After I stamped a few envelopes, being mindful to have brought the cards for the most Christian people on our holiday list (my aunt and uncle in Kansas), we moved the car a few hundred yards and headed over to the festival proper. In the snow.
Borrowing what I wrote in my write-up about the first theological school in the country:
We went out to sleepy Bethlehem on perhaps the most unsleepy day, during their annual Christmas Town Festival. After all, Bethlehem labels itself Christmas Town for obvious reasons. And they don’t take this moniker lightly; eschewing all modern day political correctness, the town celebrates all the Christianity of the Christian holiday, complete with a nativity scene on the tiny town green while religious Christmas hymns are played through a loudspeaker across the road.
Nope, no “Happy Holidays” here. No menorah over in the corner. Just full-on Christianity for all to enjoy. Bethlehem is sort of a hidden away tiny town in Connecticut, accessible only via two-lane twisting roads down from Litchfield (via Morris… Yes Virginia, there is a town called Morris in Connecticut) or up from Woodbury. No one just “happens to pass through” Bethlehem by accident –and that’s the way they like it.
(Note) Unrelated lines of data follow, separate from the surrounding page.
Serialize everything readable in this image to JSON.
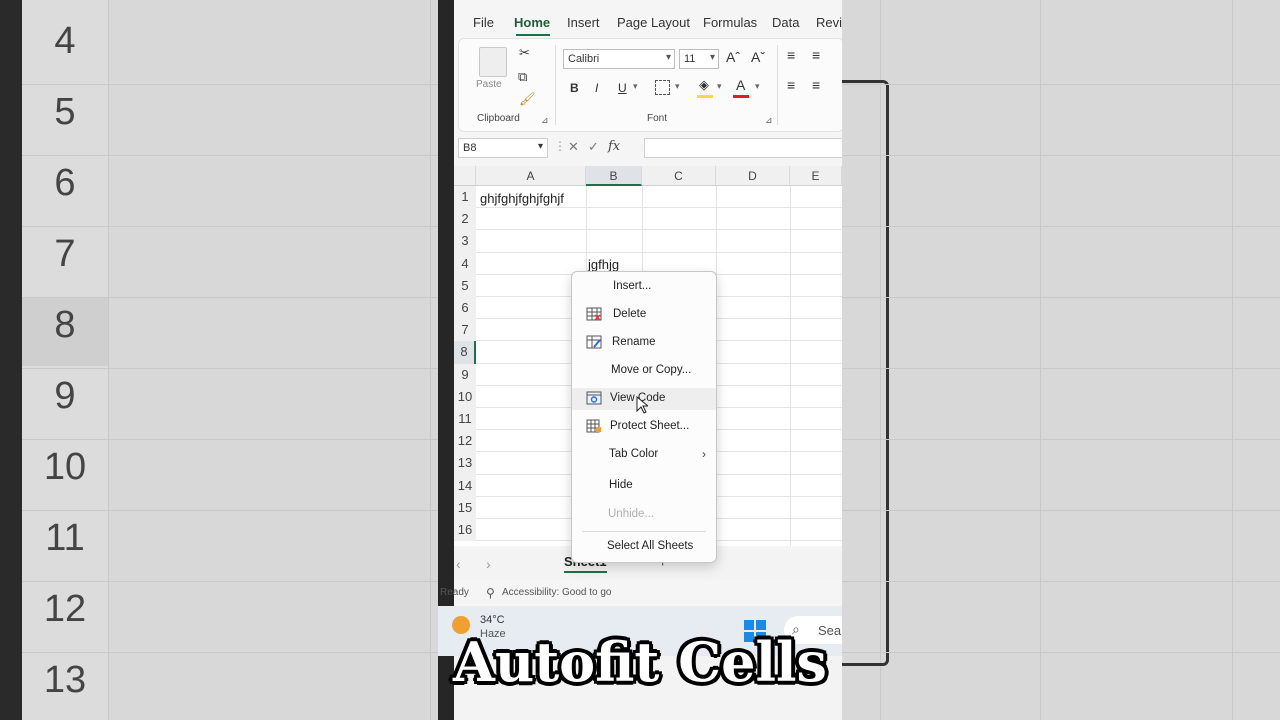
{
  "side_rows": [
    "4",
    "5",
    "6",
    "7",
    "8",
    "9",
    "10",
    "11",
    "12",
    "13"
  ],
  "ribbon": {
    "tabs": [
      "File",
      "Home",
      "Insert",
      "Page Layout",
      "Formulas",
      "Data",
      "Revi"
    ],
    "active_tab": "Home",
    "paste_label": "Paste",
    "clipboard_label": "Clipboard",
    "font_label": "Font",
    "font_name": "Calibri",
    "font_size": "11",
    "bold": "B",
    "italic": "I",
    "underline": "U",
    "grow_font": "Aˆ",
    "shrink_font": "Aˇ"
  },
  "formula_bar": {
    "name_box": "B8",
    "fx": "fx",
    "cancel": "✕",
    "enter": "✓"
  },
  "grid": {
    "columns": [
      "A",
      "B",
      "C",
      "D",
      "E"
    ],
    "selected_column": "B",
    "rows": [
      "1",
      "2",
      "3",
      "4",
      "5",
      "6",
      "7",
      "8",
      "9",
      "10",
      "11",
      "12",
      "13",
      "14",
      "15",
      "16"
    ],
    "selected_row": "8",
    "cells": {
      "A1": "ghjfghjfghjfghjf",
      "B4": "jgfhjg"
    }
  },
  "context_menu": {
    "items": [
      {
        "label": "Insert...",
        "icon": "",
        "disabled": false
      },
      {
        "label": "Delete",
        "icon": "delete-sheet-icon",
        "disabled": false
      },
      {
        "label": "Rename",
        "icon": "rename-sheet-icon",
        "disabled": false
      },
      {
        "label": "Move or Copy...",
        "icon": "",
        "disabled": false
      },
      {
        "label": "View Code",
        "icon": "view-code-icon",
        "disabled": false,
        "hover": true
      },
      {
        "label": "Protect Sheet...",
        "icon": "protect-sheet-icon",
        "disabled": false
      },
      {
        "label": "Tab Color",
        "icon": "",
        "disabled": false,
        "submenu": true
      },
      {
        "label": "Hide",
        "icon": "",
        "disabled": false
      },
      {
        "label": "Unhide...",
        "icon": "",
        "disabled": true
      },
      {
        "label": "Select All Sheets",
        "icon": "",
        "disabled": false
      }
    ]
  },
  "sheet_tabs": {
    "active": "Sheet1",
    "add": "+"
  },
  "status_bar": {
    "ready": "Ready",
    "accessibility": "Accessibility: Good to go"
  },
  "taskbar": {
    "temperature": "34°C",
    "weather": "Haze",
    "search": "Sea"
  },
  "caption": "Autofit Cells",
  "colors": {
    "excel_green": "#1e7145",
    "accent_blue": "#1e88e5"
  }
}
This sort of celebration simply wouldn’t fly in my hometown of West Hartford. And not just because we have a very large Jewish population, but because it’s just not the politically correct thing to do in 2009. Hoang and I were a bit surprised by it all, but we went with the flow.
And most of the flow was heading into the town hall for warm drinks and chicken noodle soup to complement their shopping for local crafts. Damian declared his hunger so he and Hoang hung back to enjoy some of that soup while I ventured out into the festival. It was a bit muted, I think, due to the inclement weather. There really wasn’t much to do at all, other than buy crafts and eat festival food. Oh there were llamas wearing Santa hats and some guy carving animals with a chainsaw, but that was about it for the typical visitor.
However, for me, there were a few other exciting things… Like the dual kooky Progressive Insurance E.T. road signs that I’m constantly on the lookout for (See my collection here) and, the best thing of all – a surprise museum! That is, a museum I was unaware of, right smack-dab in the center of it all: the one room District Schoolhouse No. 1! And it was open!
So instead of shopping for stuff I don’t want or need, I spent a good 20 minutes in the schoolhouse museum talking to the kindly women who were interpreting the place. I saw Hoang and Damian walking around outside while I was learning about old timey Bethlehem (which really wasn’t much different than “modern” Bethlehem) in an overly warm little room. You can, of course, read about the museum here.
And that was pretty much it. Our visit to the very unique Christmas Town Festival in Christmas Town, Connecticut. There is, of course, much more to do here depending on the time of your visit and if the weather was better, I’m sure we’d have had much more to talk about.
As it was, we still had the Bellamy-Ferriday House to get to (which we did, here), so we wished everyone a Merry Christmas and marveled one last time at just how dang Christian this whole thing was.